Artık yetkili ağızlardan da işitilmeye başlandı ki devleti bu siyasi sistemde yönetmekte güçlük çekiyoruz çünkü alanında yetersiz olan siyasi atamalardan dolayı işler yürümüyor. Müdürlükler siyasi atama alanından çıkartılmalı ve daire içinde yetişen elemanlar farklı bir yöntemle uzmanlaşmış eğitimli kişilerden seçilmeli. Boşta gezen müşavir olmamalı yeni projeler üretilmeli.
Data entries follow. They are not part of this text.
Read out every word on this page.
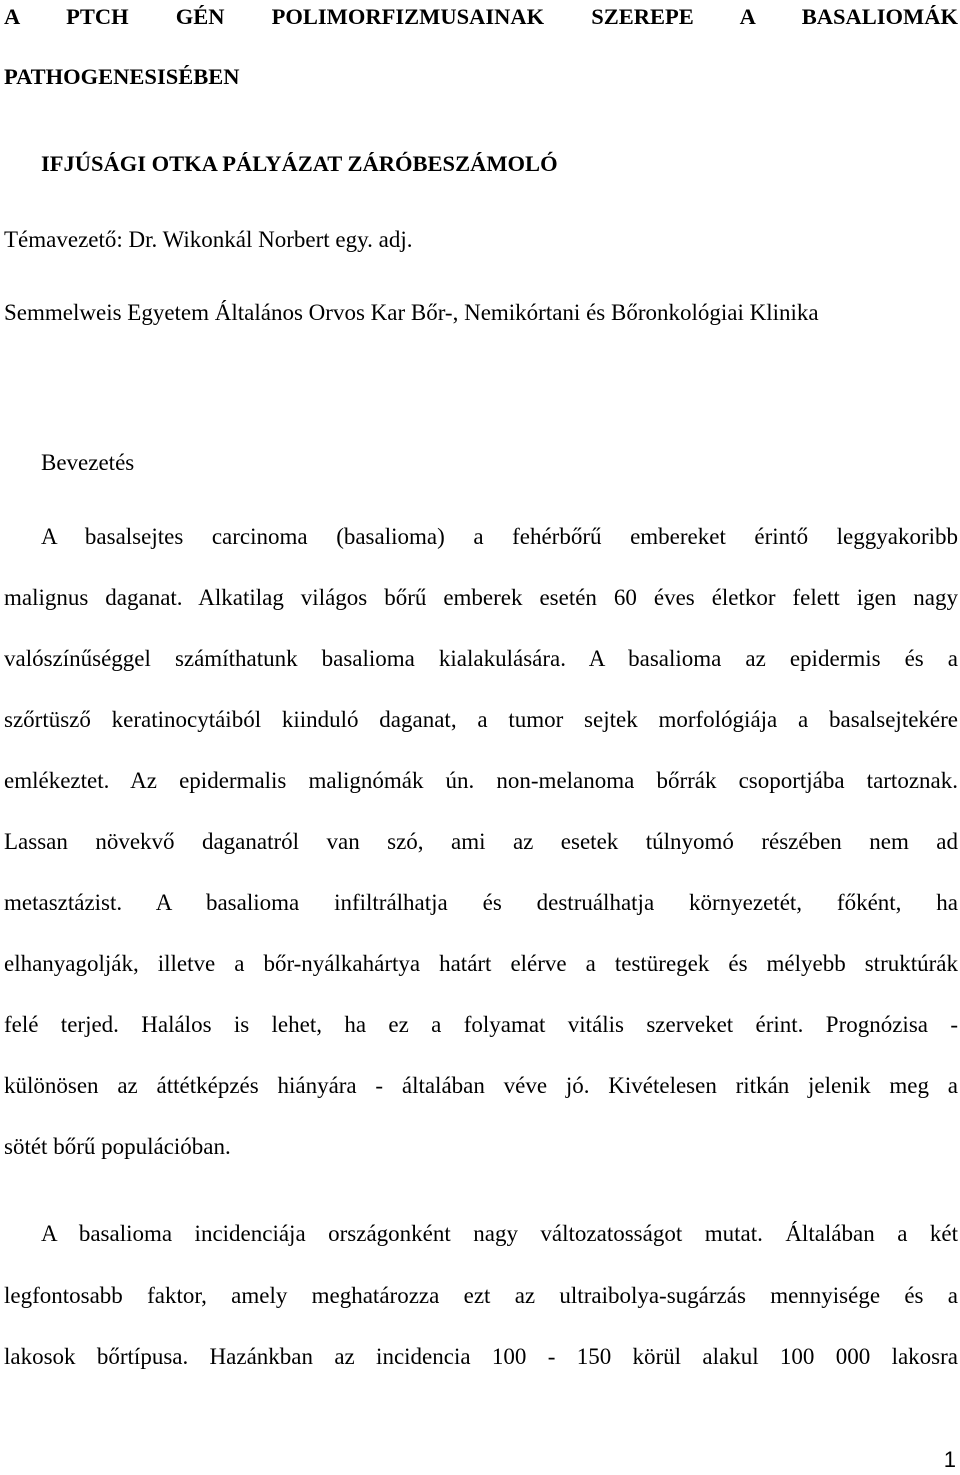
A PTCH GÉN POLIMORFIZMUSAINAK SZEREPE A BASALIOMÁK
PATHOGENESISÉBEN
IFJÚSÁGI OTKA PÁLYÁZAT ZÁRÓBESZÁMOLÓ
Témavezető: Dr. Wikonkál Norbert egy. adj.
Semmelweis Egyetem Általános Orvos Kar Bőr-, Nemikórtani és Bőronkológiai Klinika
Bevezetés
A basalsejtes carcinoma (basalioma) a fehérbőrű embereket érintő leggyakoribb
malignus daganat. Alkatilag világos bőrű emberek esetén 60 éves életkor felett igen nagy
valószínűséggel számíthatunk basalioma kialakulására. A basalioma az epidermis és a
szőrtüsző keratinocytáiból kiinduló daganat, a tumor sejtek morfológiája a basalsejtekére
emlékeztet. Az epidermalis malignómák ún. non-melanoma bőrrák csoportjába tartoznak.
Lassan növekvő daganatról van szó, ami az esetek túlnyomó részében nem ad
metasztázist. A basalioma infiltrálhatja és destruálhatja környezetét, főként, ha
elhanyagolják, illetve a bőr-nyálkahártya határt elérve a testüregek és mélyebb struktúrák
felé terjed. Halálos is lehet, ha ez a folyamat vitális szerveket érint. Prognózisa -
különösen az áttétképzés hiányára - általában véve jó. Kivételesen ritkán jelenik meg a
sötét bőrű populációban.
A basalioma incidenciája országonként nagy változatosságot mutat. Általában a két
legfontosabb faktor, amely meghatározza ezt az ultraibolya-sugárzás mennyisége és a
lakosok bőrtípusa. Hazánkban az incidencia 100 - 150 körül alakul 100 000 lakosra
1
Çağdaş devletçilik anlayışında başta AB olmak üzere gelişmiş Dünya ülkeleri iyi takip edilmeli ve örnek alınmalı, sendikal faaliyetler alınacak önlemlerde engel olmayacak şekilde düzenlemeli, siyasi erk yani seçilmişler halk adına görev yaptığını unutmamalı ve demokratik devlet anlayışı içerisinde Devleti yönetirken muhalefet ile uyum içerisinde çalışmalı. Gerçek demokrasi iktidar ile muhalefet arasında sağlanan eşgüdüm çalışmaları ve uyumu ile sağlanır halk da alınan önlemlere daha çok sahip çıkar.
Hesap verirlilik ile her zaman icraatlarımızı denetlemeliyiz. Devletin bazı kurumlarını özerk hale getirmek ve çağdaş normları yakalamak için geç kalmamak gerekmektedir. Özel teşebbüsün önünü açmak için Devleti daha özerk konuma getirmeli, Devlet kendi içinde çatışmamalı. Yabancı yatırımcının KKTC’de yatırım yapması için özel yatırım önlemleri alınmalı ve Devlet şeffaf hale gelmeli.
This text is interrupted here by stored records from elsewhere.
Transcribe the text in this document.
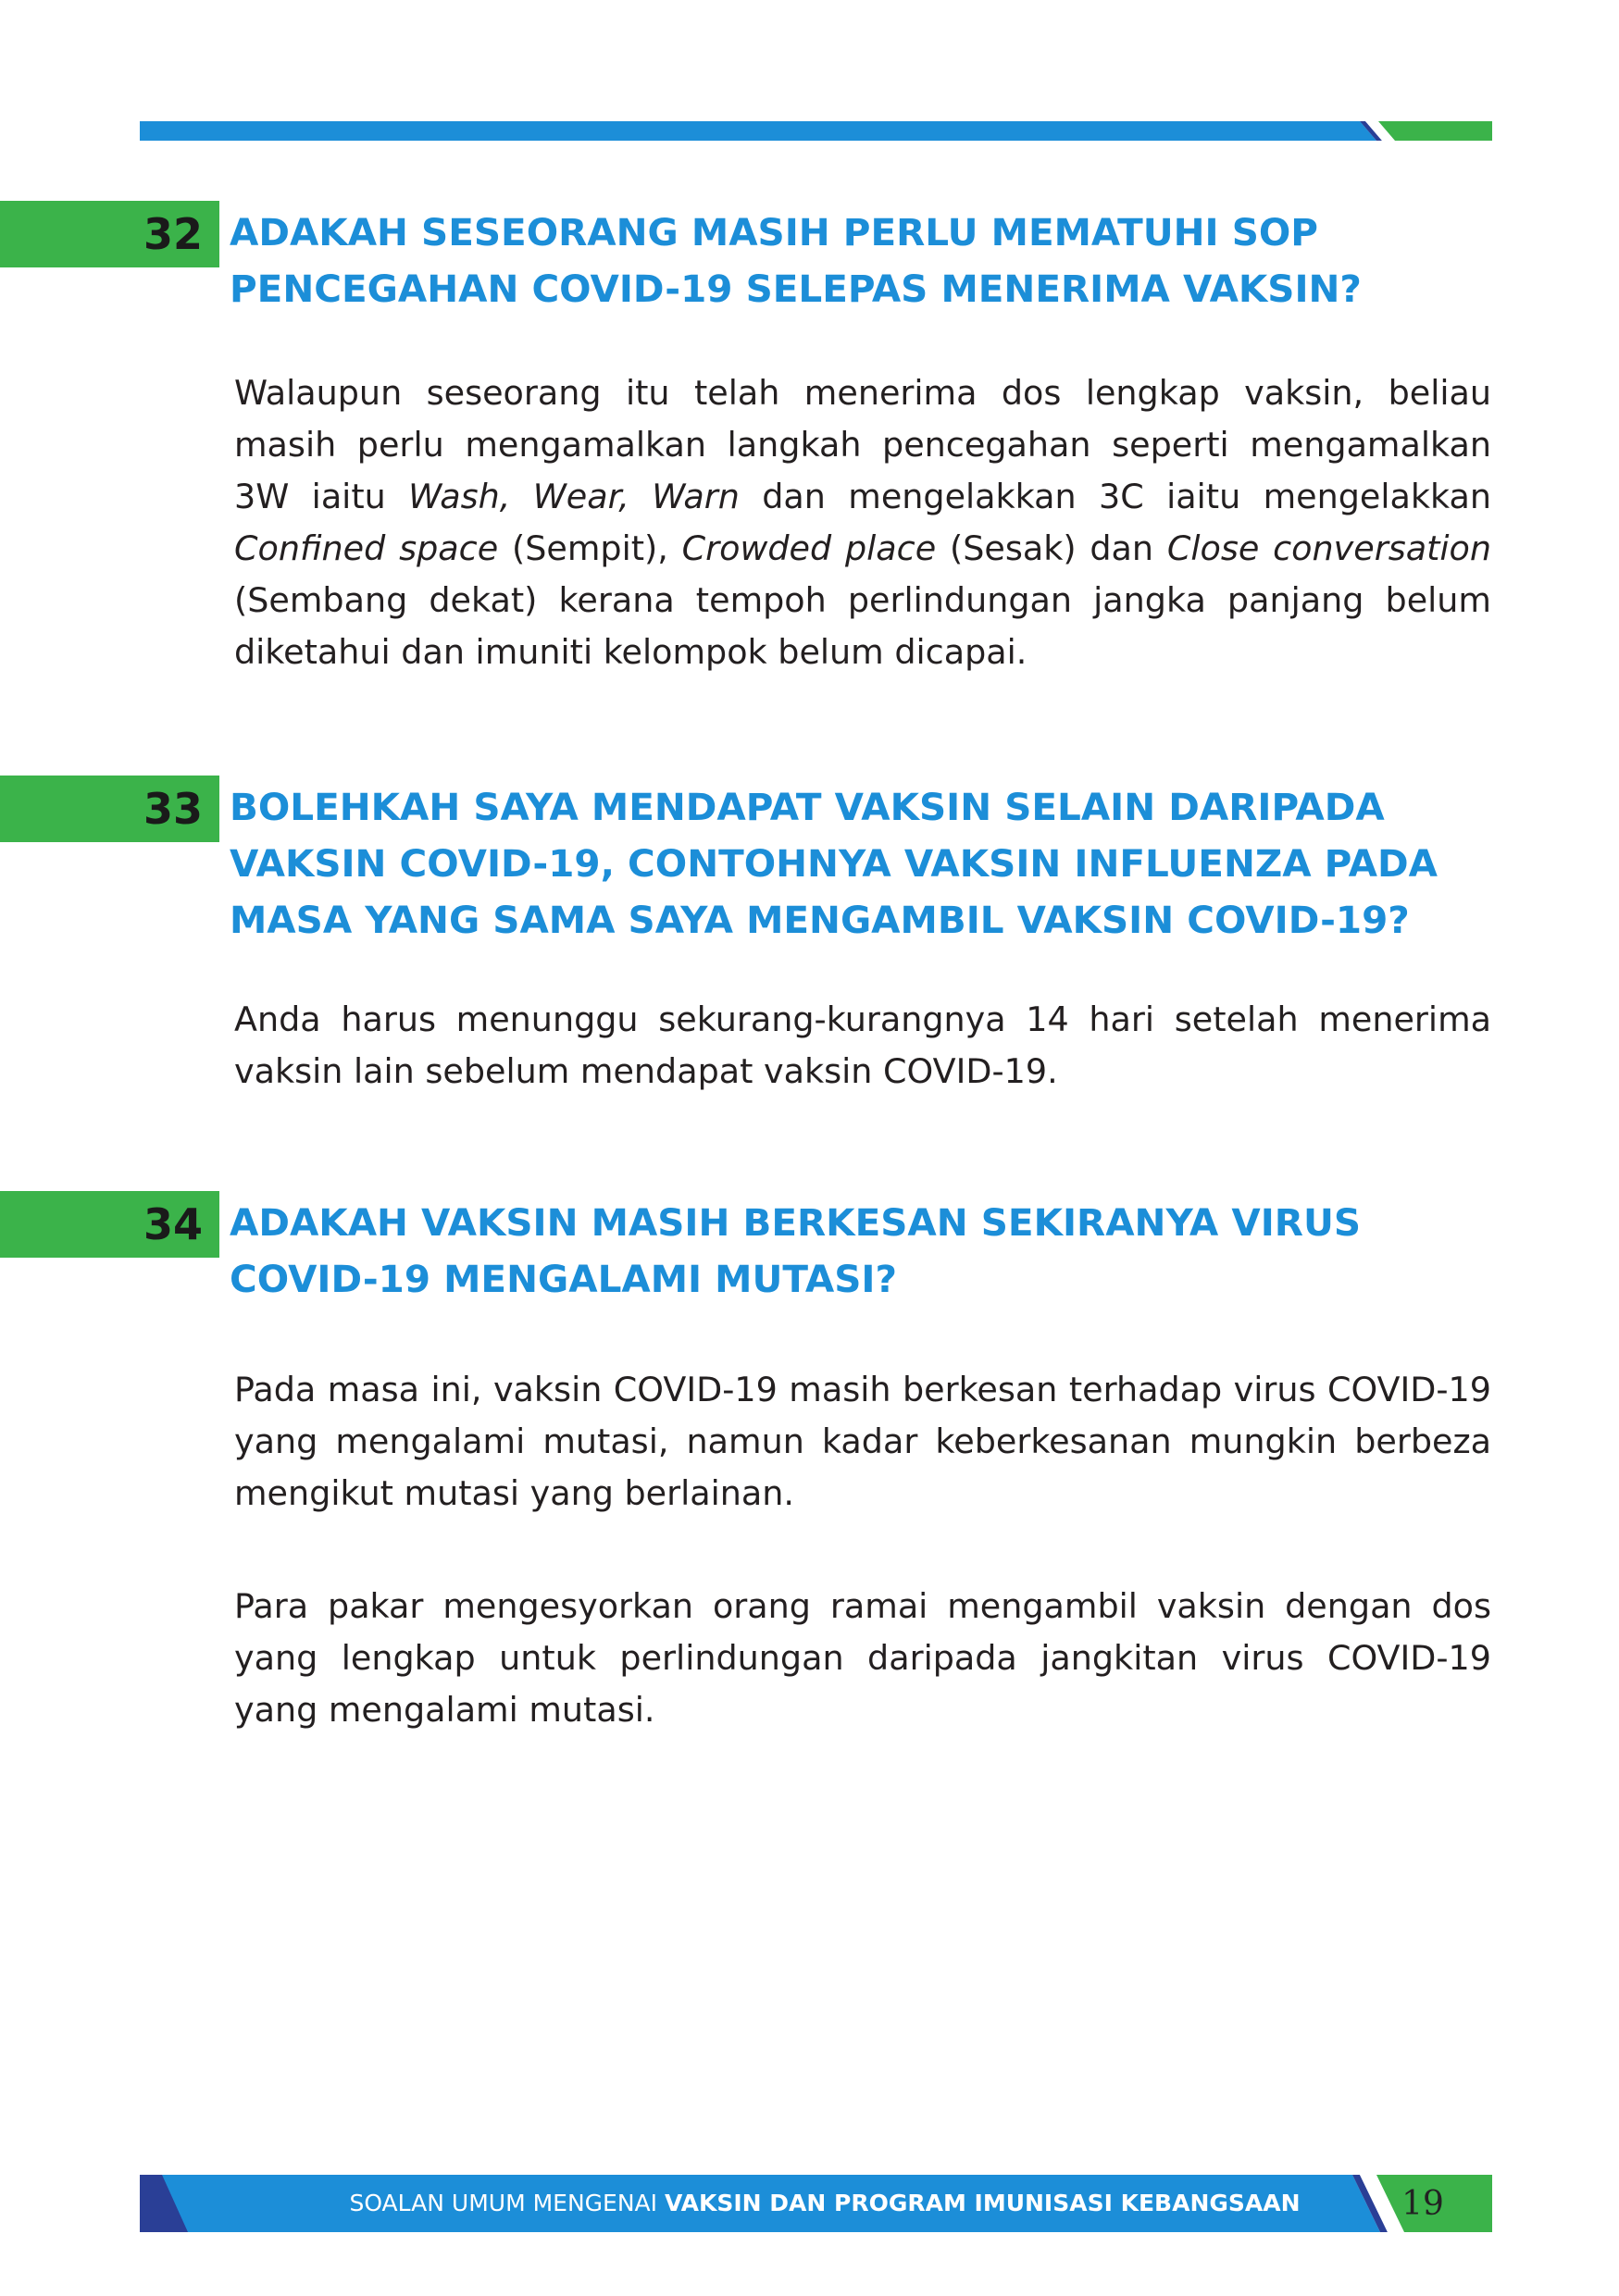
32 ADAKAH SESEORANG MASIH PERLU MEMATUHI SOP
PENCEGAHAN COVID-19 SELEPAS MENERIMA VAKSIN?

Walaupun seseorang itu telah menerima dos lengkap vaksin, beliau masih perlu mengamalkan langkah pencegahan seperti mengamalkan 3W iaitu Wash, Wear, Warn dan mengelakkan 3C iaitu mengelakkan Confined space (Sempit), Crowded place (Sesak) dan Close conversation (Sembang dekat) kerana tempoh perlindungan jangka panjang belum diketahui dan imuniti kelompok belum dicapai.

33 BOLEHKAH SAYA MENDAPAT VAKSIN SELAIN DARIPADA
VAKSIN COVID-19, CONTOHNYA VAKSIN INFLUENZA PADA
MASA YANG SAMA SAYA MENGAMBIL VAKSIN COVID-19?

Anda harus menunggu sekurang-kurangnya 14 hari setelah menerima vaksin lain sebelum mendapat vaksin COVID-19.

34 ADAKAH VAKSIN MASIH BERKESAN SEKIRANYA VIRUS
COVID-19 MENGALAMI MUTASI?

Pada masa ini, vaksin COVID-19 masih berkesan terhadap virus COVID-19 yang mengalami mutasi, namun kadar keberkesanan mungkin berbeza mengikut mutasi yang berlainan.

Para pakar mengesyorkan orang ramai mengambil vaksin dengan dos yang lengkap untuk perlindungan daripada jangkitan virus COVID-19 yang mengalami mutasi.

SOALAN UMUM MENGENAI VAKSIN DAN PROGRAM IMUNISASI KEBANGSAAN	19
Kapalı toplum olduğumuz dönemi geride bıraktığımızı düşünüyorum ancak ayni oranda şeklimizi düzenlemediğimizi de eklemek isterim.
Belki KKTC ilk etapta siyaseten tanınmayabilir ancak normal bir Devlet gibi dışarıya açılabilecek yasa ve düzenlemeleri gerçekleştirmeli, çünkü yeni bir dönemle karşı karşıyayız. Gelecek dönemler de yeni açılımlar gündem de olacak bunlara hazırlıklı olabilmemiz için yönetim sistemimiz gözden geçirilmeli ve en iyi hizmet verebilecek sistem uygulanmalı, çünkü artık bu gün uygulanan sistemle bir yere varmamız mümkün değildir. İktidarlar değişmekte ancak zaman içerisin de görmekteyiz ki bir kısır döngü içerisin de dönmekteyiz. Daha güçlü bir KKTC için yapacak çok şey var düşünmek ve konuşmak çağdaşlık bu olsa gerek.